Dass man in „ein bisschen handwerklicher Atmosphäre“ feiere, passe: Mit dem neuen Gesetzentwurf sei man ja quasi auch auf einer Baustelle. Er komme den Vorstellungen der Kammer „schon recht nahe“, aber man sehe auch noch einigen Verbesserungsbedarf, so seine Botschaft in Richtung Bundesgesundheitsministerium. In Richtung von Ärzteschaft und Krankenkassen, die den Entwurf teilweise sehr deutlich kritisiert hatten, erklärte Munz, man werde sicher miteinander noch weiterkommen und zu einem Gesetz gelangen, „mit dem alle gut leben können. Aber am besten damit leben können müssen wir.“  Und wie das so sei mit 20-Jährigen: Sie stürmten schon einmal vor, stritten sich auch gern – gut sei es dann, konstruktiv zu bleiben.

Daran ist offenbar allen gelegen, wenn man die Gästezusammensetzung interpretiert.
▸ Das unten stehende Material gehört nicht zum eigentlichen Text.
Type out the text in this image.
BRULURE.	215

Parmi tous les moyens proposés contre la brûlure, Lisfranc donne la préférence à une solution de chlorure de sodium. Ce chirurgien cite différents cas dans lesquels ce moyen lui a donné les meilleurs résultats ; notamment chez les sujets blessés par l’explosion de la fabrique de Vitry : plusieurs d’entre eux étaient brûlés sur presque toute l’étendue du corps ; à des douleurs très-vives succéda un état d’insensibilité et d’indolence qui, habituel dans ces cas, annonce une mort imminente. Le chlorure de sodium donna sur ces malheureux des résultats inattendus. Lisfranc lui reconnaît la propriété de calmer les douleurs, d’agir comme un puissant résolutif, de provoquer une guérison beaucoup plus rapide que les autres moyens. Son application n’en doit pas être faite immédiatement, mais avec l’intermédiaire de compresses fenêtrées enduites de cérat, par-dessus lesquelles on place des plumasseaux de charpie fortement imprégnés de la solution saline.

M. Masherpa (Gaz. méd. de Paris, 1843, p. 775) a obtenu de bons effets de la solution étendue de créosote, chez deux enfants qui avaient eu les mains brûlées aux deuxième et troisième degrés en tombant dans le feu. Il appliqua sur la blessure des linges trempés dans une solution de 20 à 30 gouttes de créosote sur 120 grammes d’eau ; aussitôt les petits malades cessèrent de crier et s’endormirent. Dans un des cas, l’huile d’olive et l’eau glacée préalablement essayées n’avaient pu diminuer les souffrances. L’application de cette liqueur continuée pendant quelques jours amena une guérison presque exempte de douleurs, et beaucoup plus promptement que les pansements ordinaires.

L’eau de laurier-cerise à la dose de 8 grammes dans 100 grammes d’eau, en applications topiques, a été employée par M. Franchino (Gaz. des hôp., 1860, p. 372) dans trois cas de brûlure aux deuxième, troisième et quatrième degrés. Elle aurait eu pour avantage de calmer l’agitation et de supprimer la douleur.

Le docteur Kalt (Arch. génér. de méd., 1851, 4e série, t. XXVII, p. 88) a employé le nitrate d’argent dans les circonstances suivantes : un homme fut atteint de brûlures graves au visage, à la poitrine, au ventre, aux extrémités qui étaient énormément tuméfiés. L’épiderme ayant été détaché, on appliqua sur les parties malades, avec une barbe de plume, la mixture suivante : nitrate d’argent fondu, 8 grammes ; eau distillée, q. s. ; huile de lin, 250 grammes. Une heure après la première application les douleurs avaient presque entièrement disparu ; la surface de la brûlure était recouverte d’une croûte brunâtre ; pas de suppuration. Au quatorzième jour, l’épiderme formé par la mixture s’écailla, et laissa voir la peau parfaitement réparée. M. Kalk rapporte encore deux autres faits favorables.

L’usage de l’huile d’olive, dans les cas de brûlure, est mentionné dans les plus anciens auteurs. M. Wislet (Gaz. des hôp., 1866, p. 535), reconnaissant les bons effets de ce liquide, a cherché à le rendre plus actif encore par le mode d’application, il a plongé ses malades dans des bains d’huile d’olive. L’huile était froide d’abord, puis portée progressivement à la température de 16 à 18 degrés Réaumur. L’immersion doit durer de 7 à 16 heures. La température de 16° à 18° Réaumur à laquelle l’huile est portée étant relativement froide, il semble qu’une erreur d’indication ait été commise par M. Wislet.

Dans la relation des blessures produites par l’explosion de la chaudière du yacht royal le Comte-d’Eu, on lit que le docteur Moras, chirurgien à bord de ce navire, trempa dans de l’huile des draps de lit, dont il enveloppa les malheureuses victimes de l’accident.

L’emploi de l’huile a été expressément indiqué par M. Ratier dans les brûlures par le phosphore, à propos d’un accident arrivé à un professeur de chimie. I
In der Fabrik 23 plauderten unter anderem wichtige Vertreter der Ärzteschaft (darunter Prof. Dr. Frank Ulrich Montgomery und Dr. Ulrich Clever von der Bundesärztekammer sowie Dr. Andreas Gassen und Dr. Thomas Kriedel von der Kassenärztlichen Bundesvereinigung sowie Dr. Irmgard Pfaffinger vom Berufsverband der Fachärzte für Psychosomatische Medizin und Psychotherapie), Repräsentanten vieler psychotherapeutischer Berufsverbände und Landeskammern, der Krankenkassen, unter anderem Johann-Magnus von Stackelberg vom GKV-Spitzenverband, und des Bundestages (Dirk Heidenblut MdB, SPD, Maria Klein-Schmeink MdB, Bündnis 90/Die Grünen). Die Gastgeber werden es zufrieden registriert haben. Nicht nur 20-Jährige gucken ja genau, wer zu Feten kommt und wer wegbleibt.